Believe it or not no, they’re ridiculously important in generating leads for any inbound marketing campaign, but it goes beyond just inbound marketing. Any interaction with your site that can record user’s data is of the utmost importance.
So let’s take a quick look at the whys?
- The entire point of Landing Pages is to get the form filled
- To capture users contact information and addition data
- This helps define your leads in your sales funnel in various campaigns
- The more information the better – contact info, demographic info & behaviour info,
- This allows us to better segment, target, nurture and ultimately market to.
Don’t think of it as a form, it’s a lead capturing form. This is a critical part of your inbound marketing machine. Treat it with the same importance as your CTA’s, Landing Pages and Email. The purpose of all of this is to ensure the form gets filled out. So let’s look at the main points in developing a good form.
The Quick and the Dead
Quick! You have 6 seconds from the time your user visits your site to their decision to leave or to click on some of your content! That’s not long right? You may ask what this has to do with forms?

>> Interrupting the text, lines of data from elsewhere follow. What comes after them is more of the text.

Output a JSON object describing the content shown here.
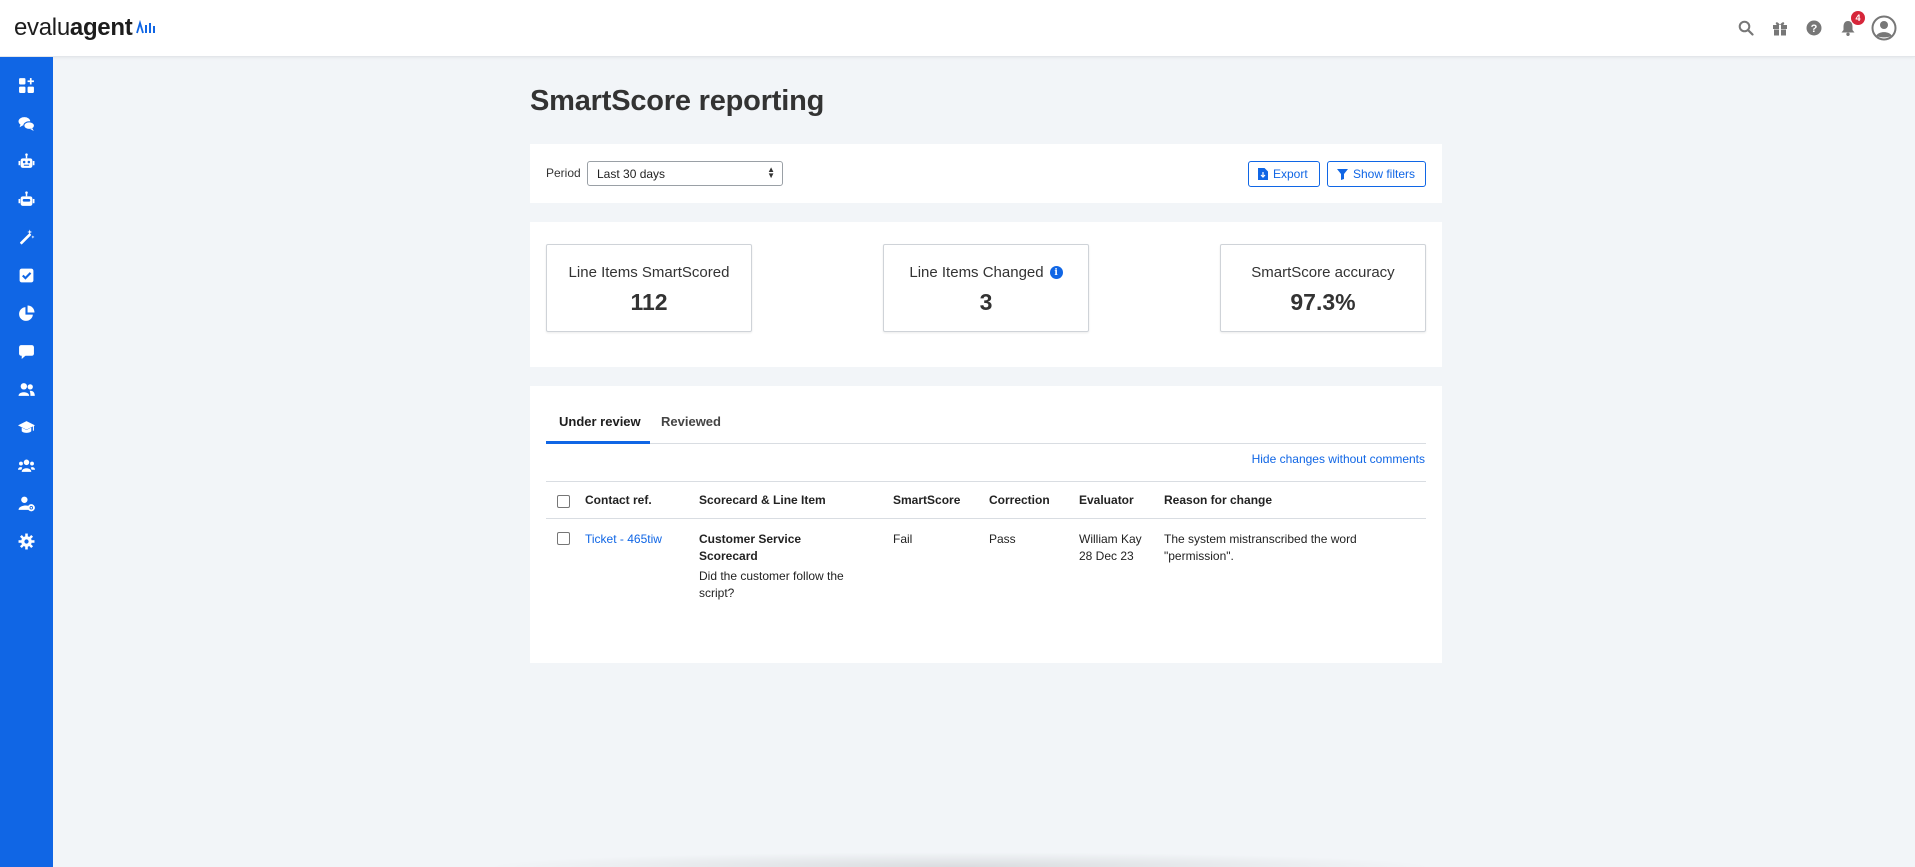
{
  "app": {
    "logo_text_regular": "evalu",
    "logo_text_bold": "agent",
    "brand_color": "#1066e5",
    "notification_count": "4"
  },
  "topbar": {
    "icons": [
      "search-icon",
      "gift-icon",
      "help-icon",
      "bell-icon",
      "user-avatar-icon"
    ]
  },
  "sidebar": {
    "items": [
      {
        "icon": "dashboard-add-icon"
      },
      {
        "icon": "conversations-icon"
      },
      {
        "icon": "robot-icon"
      },
      {
        "icon": "robot-alt-icon"
      },
      {
        "icon": "magic-wand-icon"
      },
      {
        "icon": "checkbox-icon"
      },
      {
        "icon": "pie-chart-icon"
      },
      {
        "icon": "comment-icon"
      },
      {
        "icon": "users-icon"
      },
      {
        "icon": "graduation-cap-icon"
      },
      {
        "icon": "team-icon"
      },
      {
        "icon": "user-settings-icon"
      },
      {
        "icon": "settings-gear-icon"
      }
    ]
  },
  "page": {
    "title": "SmartScore reporting"
  },
  "filters": {
    "period_label": "Period",
    "period_value": "Last 30 days",
    "export_label": "Export",
    "show_filters_label": "Show filters"
  },
  "stats": [
    {
      "label": "Line Items SmartScored",
      "value": "112"
    },
    {
      "label": "Line Items Changed",
      "value": "3",
      "info": true
    },
    {
      "label": "SmartScore accuracy",
      "value": "97.3%"
    }
  ],
  "tabs": {
    "under_review": "Under review",
    "reviewed": "Reviewed"
  },
  "hide_link": "Hide changes without comments",
  "table": {
    "headers": [
      "Contact ref.",
      "Scorecard & Line Item",
      "SmartScore",
      "Correction",
      "Evaluator",
      "Reason for change"
    ],
    "rows": [
      {
        "contact_ref": "Ticket - 465tiw",
        "scorecard": "Customer Service Scorecard",
        "line_item": "Did the customer follow the script?",
        "smartscore": "Fail",
        "correction": "Pass",
        "evaluator": "William Kay",
        "date": "28 Dec 23",
        "reason": "The system mistranscribed the word \"permission\"."
      }
    ]
  }
}
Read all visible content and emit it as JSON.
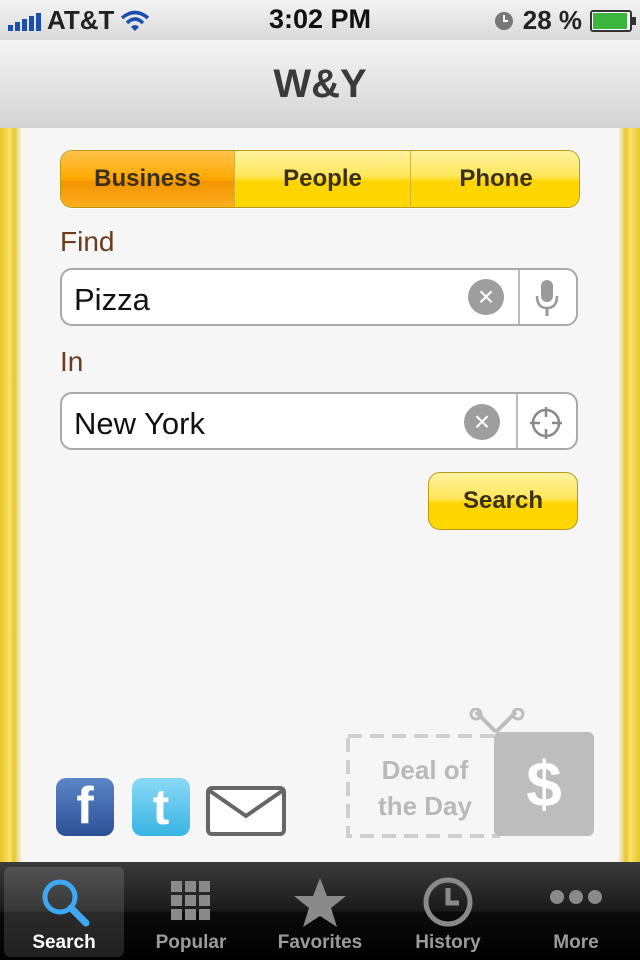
{
  "status_bar": {
    "carrier": "AT&T",
    "time": "3:02 PM",
    "battery": "28 %",
    "battery_level": 0.28
  },
  "nav": {
    "title": "W&Y"
  },
  "search_type": {
    "tabs": [
      "Business",
      "People",
      "Phone"
    ],
    "selected": "Business"
  },
  "find": {
    "label": "Find",
    "value": "Pizza"
  },
  "location": {
    "label": "In",
    "value": "New York"
  },
  "search_button": "Search",
  "deal": {
    "line1": "Deal of",
    "line2": "the Day",
    "symbol": "$"
  },
  "social": {
    "facebook_glyph": "f",
    "twitter_glyph": "t"
  },
  "tab_bar": {
    "items": [
      "Search",
      "Popular",
      "Favorites",
      "History",
      "More"
    ],
    "active": "Search"
  },
  "colors": {
    "accent_yellow": "#ffd400",
    "active_orange": "#ffa800",
    "label_brown": "#6b3c1e"
  }
}
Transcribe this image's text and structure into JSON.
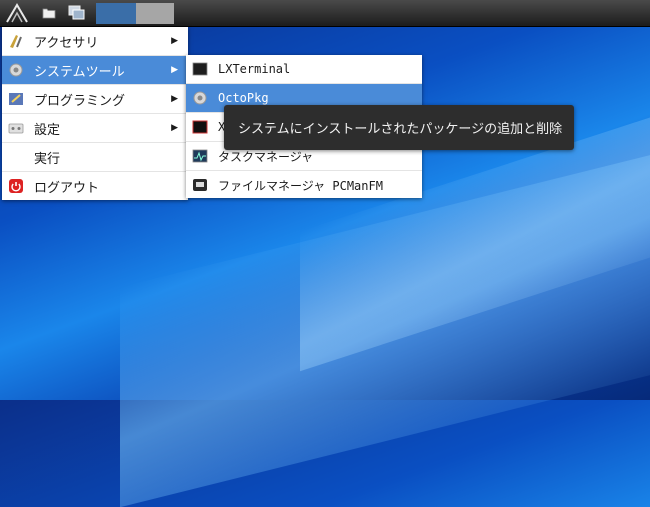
{
  "colors": {
    "menu_highlight": "#4a8bd8",
    "panel": "#2a2a2a",
    "tooltip_bg": "#2d2d2d",
    "task_active": "#3a6ea8",
    "task_inactive": "#a6a6a6"
  },
  "panel": {
    "start_icon": "lxqt-logo-icon",
    "buttons": [
      "folder-icon",
      "show-desktop-icon"
    ]
  },
  "main_menu": {
    "items": [
      {
        "label": "アクセサリ",
        "icon": "accessories-icon",
        "has_submenu": true
      },
      {
        "label": "システムツール",
        "icon": "system-tools-icon",
        "has_submenu": true,
        "active": true
      },
      {
        "label": "プログラミング",
        "icon": "programming-icon",
        "has_submenu": true
      },
      {
        "label": "設定",
        "icon": "settings-icon",
        "has_submenu": true
      },
      {
        "label": "実行",
        "icon": "",
        "has_submenu": false
      },
      {
        "label": "ログアウト",
        "icon": "logout-icon",
        "has_submenu": false
      }
    ]
  },
  "sub_menu": {
    "items": [
      {
        "label": "LXTerminal",
        "icon": "terminal-icon"
      },
      {
        "label": "OctoPkg",
        "icon": "octopkg-icon",
        "active": true
      },
      {
        "label": "X",
        "icon": "xterm-icon"
      },
      {
        "label": "タスクマネージャ",
        "icon": "task-manager-icon"
      },
      {
        "label": "ファイルマネージャ PCManFM",
        "icon": "file-manager-icon"
      }
    ]
  },
  "tooltip": {
    "text": "システムにインストールされたパッケージの追加と削除"
  }
}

This shows the average attention span of user’s that visit your site, and the same metric can be applied on how a user will go deciding to fill in a form. So on your landing page, don’t over burden it with too much information, keep it short and concise. Don’t make your landing page overwhelming, don’t overdo the graphics or colours. Its purpose is to clearly define the offer and direct the user to the form so they can exchange their information for ours. Remove all unnecessary obstacles such as menu navigation, additional graphics, too much text, even additional calls to action.

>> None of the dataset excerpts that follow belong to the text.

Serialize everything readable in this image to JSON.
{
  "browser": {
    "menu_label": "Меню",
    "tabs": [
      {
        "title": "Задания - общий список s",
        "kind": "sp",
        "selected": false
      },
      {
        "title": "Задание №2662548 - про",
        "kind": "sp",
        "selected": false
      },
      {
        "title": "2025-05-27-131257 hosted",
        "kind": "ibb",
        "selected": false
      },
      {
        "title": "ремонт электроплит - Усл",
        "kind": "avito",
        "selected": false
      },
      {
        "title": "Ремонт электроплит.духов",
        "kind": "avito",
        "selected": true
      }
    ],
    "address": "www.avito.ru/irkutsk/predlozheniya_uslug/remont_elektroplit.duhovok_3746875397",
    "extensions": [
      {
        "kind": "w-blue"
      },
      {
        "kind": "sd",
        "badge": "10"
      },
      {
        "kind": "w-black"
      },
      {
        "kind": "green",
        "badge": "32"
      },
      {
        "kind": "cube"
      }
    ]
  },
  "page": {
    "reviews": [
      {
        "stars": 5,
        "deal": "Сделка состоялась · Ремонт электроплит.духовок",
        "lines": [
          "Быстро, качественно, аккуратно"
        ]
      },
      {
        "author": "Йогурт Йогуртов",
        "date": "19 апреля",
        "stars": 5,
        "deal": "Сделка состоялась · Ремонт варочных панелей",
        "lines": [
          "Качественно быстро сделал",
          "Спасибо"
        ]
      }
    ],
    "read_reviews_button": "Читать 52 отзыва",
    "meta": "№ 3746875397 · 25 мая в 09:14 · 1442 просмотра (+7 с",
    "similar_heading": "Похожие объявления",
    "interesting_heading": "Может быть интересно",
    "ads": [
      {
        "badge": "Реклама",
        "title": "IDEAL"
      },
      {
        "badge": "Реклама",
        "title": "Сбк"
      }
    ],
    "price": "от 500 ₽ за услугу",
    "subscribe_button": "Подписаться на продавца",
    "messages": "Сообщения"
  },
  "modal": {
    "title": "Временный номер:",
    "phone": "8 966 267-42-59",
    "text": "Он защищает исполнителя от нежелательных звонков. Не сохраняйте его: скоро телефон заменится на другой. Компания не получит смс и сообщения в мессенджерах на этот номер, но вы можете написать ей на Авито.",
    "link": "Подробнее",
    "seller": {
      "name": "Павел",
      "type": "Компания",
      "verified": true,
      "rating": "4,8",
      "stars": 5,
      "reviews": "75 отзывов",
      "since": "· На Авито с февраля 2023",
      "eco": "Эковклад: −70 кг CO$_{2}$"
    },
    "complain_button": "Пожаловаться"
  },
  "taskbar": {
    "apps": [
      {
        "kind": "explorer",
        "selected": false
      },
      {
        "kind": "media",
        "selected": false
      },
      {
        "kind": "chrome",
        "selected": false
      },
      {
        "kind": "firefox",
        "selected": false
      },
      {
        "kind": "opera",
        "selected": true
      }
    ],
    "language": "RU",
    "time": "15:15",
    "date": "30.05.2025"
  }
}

Does size matter? Yes, it does
Form length. How do you work out the best length? There has been a ton of research done on this exact question, it comes down to a few factors, but mainly it’s a trade-off. What can we ask for, in return for our offer? Best practices. I like to reduce this down to only what is actually needed in the conversion. Reducing your form to what you actually need. If you only need an email address, then you don’t ask for additional data, unless your offer is worth more value to the user, in which case ask for an addition field that will help you further segment the information. [one-half-first]

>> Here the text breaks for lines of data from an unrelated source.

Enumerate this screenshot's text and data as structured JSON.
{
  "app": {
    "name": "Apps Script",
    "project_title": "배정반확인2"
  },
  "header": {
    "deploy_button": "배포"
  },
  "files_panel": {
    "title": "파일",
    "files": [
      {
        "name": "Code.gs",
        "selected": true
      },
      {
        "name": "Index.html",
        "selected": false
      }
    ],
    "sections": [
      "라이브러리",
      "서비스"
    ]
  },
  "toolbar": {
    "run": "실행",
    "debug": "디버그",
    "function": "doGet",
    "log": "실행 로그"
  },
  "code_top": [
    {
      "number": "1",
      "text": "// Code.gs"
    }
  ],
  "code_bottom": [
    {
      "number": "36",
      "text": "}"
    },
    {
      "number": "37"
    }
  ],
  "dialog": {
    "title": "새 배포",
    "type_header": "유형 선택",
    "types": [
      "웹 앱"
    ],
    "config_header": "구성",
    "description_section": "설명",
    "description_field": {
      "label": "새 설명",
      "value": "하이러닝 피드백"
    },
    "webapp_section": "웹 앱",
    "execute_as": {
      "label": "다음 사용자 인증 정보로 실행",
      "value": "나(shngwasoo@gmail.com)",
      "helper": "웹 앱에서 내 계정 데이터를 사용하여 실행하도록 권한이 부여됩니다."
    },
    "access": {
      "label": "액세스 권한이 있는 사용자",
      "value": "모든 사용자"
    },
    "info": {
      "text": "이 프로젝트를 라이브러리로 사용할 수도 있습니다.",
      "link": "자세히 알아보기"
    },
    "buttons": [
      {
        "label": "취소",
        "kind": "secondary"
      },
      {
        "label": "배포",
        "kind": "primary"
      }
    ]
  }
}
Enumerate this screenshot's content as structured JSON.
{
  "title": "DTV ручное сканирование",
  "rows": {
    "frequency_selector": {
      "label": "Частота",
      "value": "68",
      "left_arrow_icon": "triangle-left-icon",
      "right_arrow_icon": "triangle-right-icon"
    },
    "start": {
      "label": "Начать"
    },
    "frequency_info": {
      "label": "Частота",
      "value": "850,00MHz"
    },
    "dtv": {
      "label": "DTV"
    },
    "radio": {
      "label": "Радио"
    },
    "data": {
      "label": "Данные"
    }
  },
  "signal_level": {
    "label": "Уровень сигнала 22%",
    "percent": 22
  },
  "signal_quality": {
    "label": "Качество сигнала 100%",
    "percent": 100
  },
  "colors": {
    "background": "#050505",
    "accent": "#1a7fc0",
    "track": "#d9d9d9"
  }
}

We are working on an Awareness form in the awareness stage, top of the funnel form, with an offer to download a travel . We would be happy with their name and email address, as this will give us all we need to sign them up to nurturing email and start tracking them. Now if we asked for additional data, such as; Company information, age, gender, location, subscription to blog or newsletter. We have a greater chance they will hit the back button and leave, as the check list on offer was not really work their time filling out this long form. Look at contact information as our marketing currency, always make sure we are offering enough to warrant the user to part with information. Your forms will change and get longer depending where the user is in the buyer’s journey. Again seek to balance between the information and the offer. Let’s look at a HubSpot form, as they tend to be on point when it comes to marketing. So we can see that Hubspot has gone for 12 fields here. Wow that seems like a lot right? [/one-half-first] [one-half]
[/one-half] No, in this case they have asked for exactly what they need, and believe warrant, for the exchange of their offer. The options for all these drop downs will help to segment this contact information into the correct marketing funnels, to further nurture the lead. This form does suggest that it is further down the buyer’s journey than awareness if we look at the last field. Also I like the second last field, as it asks a great question, which will help place this lead into the correct Buyer Persona, thus allowing Hubspot to really narrow its focus and speak directly to the end user and allow there marketing efforts to be much more effective. The beauty about this is, all this information is so, so, valuable to both your marketing and sales team and greater insight leads to better qualified leads. So what’s the most important information to capture? How you contact the user, this is your main information you need, everything else is additional and expendable.
Making it align across your business
So you have decided to add additional question, so what’s your next step. The best thing to do is speak to your sales and marketing teams, they are the people nurturing and selling to your leads so we need to not only align our efforts but optimize them. Some things to consider are;
- Does the length of your form align with your markets goals?
- Does it align with the markets lead nurturing efforts?
- What information does your marketing team need in order to segment and personalize their marketing efforts?
- What information does Sales need to properly qualify a lead?
- What details do Sales need to properly contact a qualified lead?
- Do Sales need any Pre-Qualifying questions to further pre-qualify these leads
If you take anything away from this, it should be to remember you have limited space as well as limited time (attention span) on your forms. Make sure your getting everything you need, without asking for too much.
Testing is important
This goes without saying. Sometimes a form works great, other times they get no traction. See what works or doesn’t work and refine the form. Also look back to the CTA and landing page, if you have an automated marketing platform you can see where these drops occur, sometimes your CTA and landing page don’t reflect the form or offer well. So as you can see forms are perhaps the most important element in inbound marketing.